Galileo-Galilei / kedro-mlflow

A kedro-plugin for integration of mlflow capabilities inside kedro projects (especially machine learning model versioning and packaging)
https://kedro-mlflow.readthedocs.io/
Apache License 2.0
204 stars 34 forks source link

Model signature and examples #562

Open felipemonroy opened 4 months ago

felipemonroy commented 4 months ago

Description

Add support for model signature and examples in dataset MlflowModelTrackingDataset

Context

MLflows support the addition of signature and examples in the models, which includes useful information in the model artifact view

Possible Implementation

At the moment I am passing the signature as a dictionary in the save_args, and using an aditional omegaconf resolver where I am transforming the dictionary to a ModelSignature object. Something similar could be achieved inside MlflowModelTrackingDataset.

_model_signature:
    inputs:
        - type: double
          name: trip_distance
          required: true
        - type: double
          name: trip_duration_minutes
          required: true
    outputs:
        - type: double
          required: true
    params: null

model:
    type: kedro_mlflow.io.models.MlflowModelTrackingDataset
    flavor: mlflow.sklearn
    save_args:
        signature: ${create_model_signature:${_model_signature}}
import json

from mlflow.models.signature import ModelSignature
from omegaconf import DictConfig, OmegaConf

def create_model_signature(model_signature: DictConfig) -> ModelSignature:
    signature_dict = OmegaConf.to_container(model_signature)

    json_signature = {}
    for key, value in signature_dict.items():
        if value is None:
            json_signature[key] = None
        else:
            json_signature[key] = json.dumps(value)

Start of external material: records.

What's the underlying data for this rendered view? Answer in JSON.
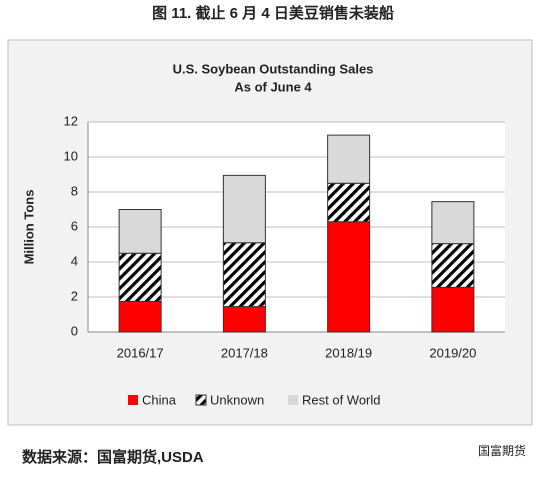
{
  "caption": "图 11. 截止 6 月 4 日美豆销售未装船",
  "chart_data": {
    "type": "stacked_bar",
    "title": "U.S. Soybean Outstanding Sales",
    "subtitle": "As of June 4",
    "y_label": "Million Tons",
    "categories": [
      "2016/17",
      "2017/18",
      "2018/19",
      "2019/20"
    ],
    "series": [
      {
        "name": "China",
        "color": "#ff0000",
        "values": [
          1.75,
          1.45,
          6.3,
          2.55
        ]
      },
      {
        "name": "Unknown",
        "color": "#000000",
        "pattern": "hatch",
        "values": [
          2.75,
          3.65,
          2.2,
          2.5
        ]
      },
      {
        "name": "Rest of World",
        "color": "#d9d9d9",
        "values": [
          2.5,
          3.85,
          2.75,
          2.4
        ]
      }
    ],
    "ylim": [
      0,
      12
    ],
    "yticks": [
      0,
      2,
      4,
      6,
      8,
      10,
      12
    ],
    "grid": true,
    "legend": "bottom"
  },
  "source": "数据来源：国富期货,USDA",
  "brand": "国富期货"
}
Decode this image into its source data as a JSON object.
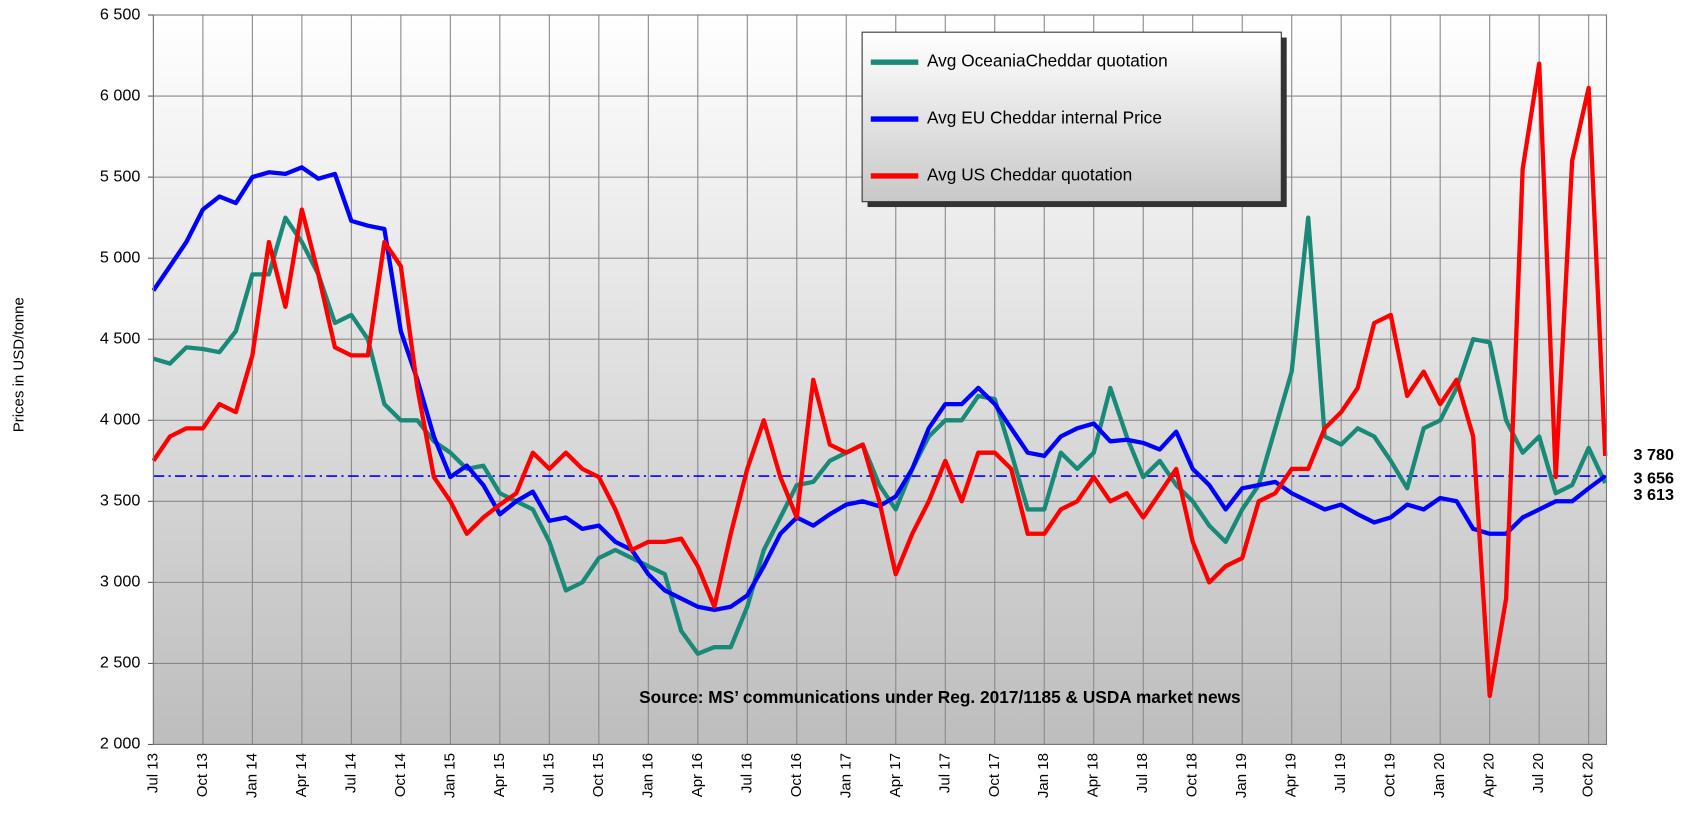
{
  "chart_data": {
    "type": "line",
    "y_label": "Prices in USD/tonne",
    "source": "Source: MS’ communications under Reg. 2017/1185  & USDA market news",
    "categories": [
      "Jul 13",
      null,
      null,
      "Oct 13",
      null,
      null,
      "Jan 14",
      null,
      null,
      "Apr 14",
      null,
      null,
      "Jul 14",
      null,
      null,
      "Oct 14",
      null,
      null,
      "Jan 15",
      null,
      null,
      "Apr 15",
      null,
      null,
      "Jul 15",
      null,
      null,
      "Oct 15",
      null,
      null,
      "Jan 16",
      null,
      null,
      "Apr 16",
      null,
      null,
      "Jul 16",
      null,
      null,
      "Oct 16",
      null,
      null,
      "Jan 17",
      null,
      null,
      "Apr 17",
      null,
      null,
      "Jul 17",
      null,
      null,
      "Oct 17",
      null,
      null,
      "Jan 18",
      null,
      null,
      "Apr 18",
      null,
      null,
      "Jul 18",
      null,
      null,
      "Oct 18",
      null,
      null,
      "Jan 19",
      null,
      null,
      "Apr 19",
      null,
      null,
      "Jul 19",
      null,
      null,
      "Oct 19",
      null,
      null,
      "Jan 20",
      null,
      null,
      "Apr 20",
      null,
      null,
      "Jul 20",
      null,
      null,
      "Oct 20",
      null
    ],
    "series": [
      {
        "name": "Avg OceaniaCheddar quotation",
        "color": "#1a8a78",
        "label_color": "#2e9e4e",
        "last_label": "3 613",
        "values": [
          4380,
          4350,
          4450,
          4440,
          4420,
          4550,
          4900,
          4900,
          5250,
          5100,
          4900,
          4600,
          4650,
          4500,
          4100,
          4000,
          4000,
          3870,
          3800,
          3700,
          3720,
          3550,
          3500,
          3450,
          3250,
          2950,
          3000,
          3150,
          3200,
          3150,
          3100,
          3050,
          2700,
          2560,
          2600,
          2600,
          2850,
          3200,
          3400,
          3600,
          3620,
          3750,
          3800,
          3850,
          3600,
          3450,
          3700,
          3900,
          4000,
          4000,
          4150,
          4130,
          3800,
          3450,
          3450,
          3800,
          3700,
          3800,
          4200,
          3900,
          3650,
          3750,
          3600,
          3500,
          3350,
          3250,
          3450,
          3600,
          3950,
          4300,
          5250,
          3900,
          3850,
          3950,
          3900,
          3750,
          3580,
          3950,
          4000,
          4200,
          4500,
          4480,
          4000,
          3800,
          3900,
          3550,
          3600,
          3830,
          3613
        ]
      },
      {
        "name": "Avg EU Cheddar internal Price",
        "color": "#0000ff",
        "label_color": "#0000ff",
        "last_label": "3 656",
        "values": [
          4800,
          4950,
          5100,
          5300,
          5380,
          5340,
          5500,
          5530,
          5520,
          5560,
          5490,
          5520,
          5230,
          5200,
          5180,
          4550,
          4250,
          3900,
          3650,
          3720,
          3600,
          3420,
          3500,
          3560,
          3380,
          3400,
          3330,
          3350,
          3250,
          3200,
          3050,
          2950,
          2900,
          2850,
          2830,
          2850,
          2920,
          3100,
          3300,
          3400,
          3350,
          3420,
          3480,
          3500,
          3470,
          3530,
          3700,
          3950,
          4100,
          4100,
          4200,
          4100,
          3950,
          3800,
          3780,
          3900,
          3950,
          3980,
          3870,
          3880,
          3860,
          3820,
          3930,
          3700,
          3600,
          3450,
          3580,
          3600,
          3620,
          3550,
          3500,
          3450,
          3480,
          3420,
          3370,
          3400,
          3480,
          3450,
          3520,
          3500,
          3330,
          3300,
          3300,
          3400,
          3450,
          3500,
          3500,
          3580,
          3656
        ]
      },
      {
        "name": "Avg US Cheddar quotation",
        "color": "#ff0000",
        "label_color": "#ff0000",
        "last_label": "3 780",
        "values": [
          3750,
          3900,
          3950,
          3950,
          4100,
          4050,
          4400,
          5100,
          4700,
          5300,
          4900,
          4450,
          4400,
          4400,
          5100,
          4950,
          4200,
          3650,
          3500,
          3300,
          3400,
          3480,
          3550,
          3800,
          3700,
          3800,
          3700,
          3650,
          3450,
          3200,
          3250,
          3250,
          3270,
          3100,
          2850,
          3300,
          3700,
          4000,
          3650,
          3400,
          4250,
          3850,
          3800,
          3850,
          3500,
          3050,
          3300,
          3500,
          3750,
          3500,
          3800,
          3800,
          3700,
          3300,
          3300,
          3450,
          3500,
          3650,
          3500,
          3550,
          3400,
          3550,
          3700,
          3250,
          3000,
          3100,
          3150,
          3500,
          3550,
          3700,
          3700,
          3950,
          4050,
          4200,
          4600,
          4650,
          4150,
          4300,
          4100,
          4250,
          3900,
          2300,
          2900,
          5550,
          6200,
          3650,
          5600,
          6050,
          3780
        ]
      }
    ],
    "reference_line": 3656,
    "ylim": [
      2000,
      6500
    ],
    "yticks": [
      {
        "value": 2000,
        "label": "2 000"
      },
      {
        "value": 2500,
        "label": "2 500"
      },
      {
        "value": 3000,
        "label": "3 000"
      },
      {
        "value": 3500,
        "label": "3 500"
      },
      {
        "value": 4000,
        "label": "4 000"
      },
      {
        "value": 4500,
        "label": "4 500"
      },
      {
        "value": 5000,
        "label": "5 000"
      },
      {
        "value": 5500,
        "label": "5 500"
      },
      {
        "value": 6000,
        "label": "6 000"
      },
      {
        "value": 6500,
        "label": "6 500"
      }
    ],
    "grid": true,
    "legend": "top"
  }
}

    return ModelSignature.from_dict(json_signature)

Another alternative could be using mlflow infer_signature, however, I am not sure how can you pass the object to infer the schema from. The same thing happens with the example, which according to the documentation could be any of pandas.core.frame.DataFrame, numpy.ndarray, dict, list, csr_matrix, csc_matrix, str, bytes, tuple. At the moment I can pass just a dict or list in the catalog yml.

Galileo-Galilei commented 1 month ago

Hi, sorry for the long reply delay. I love the resolver solution, and I'm inclined to accept it on the spot. Would you like to raise a PR?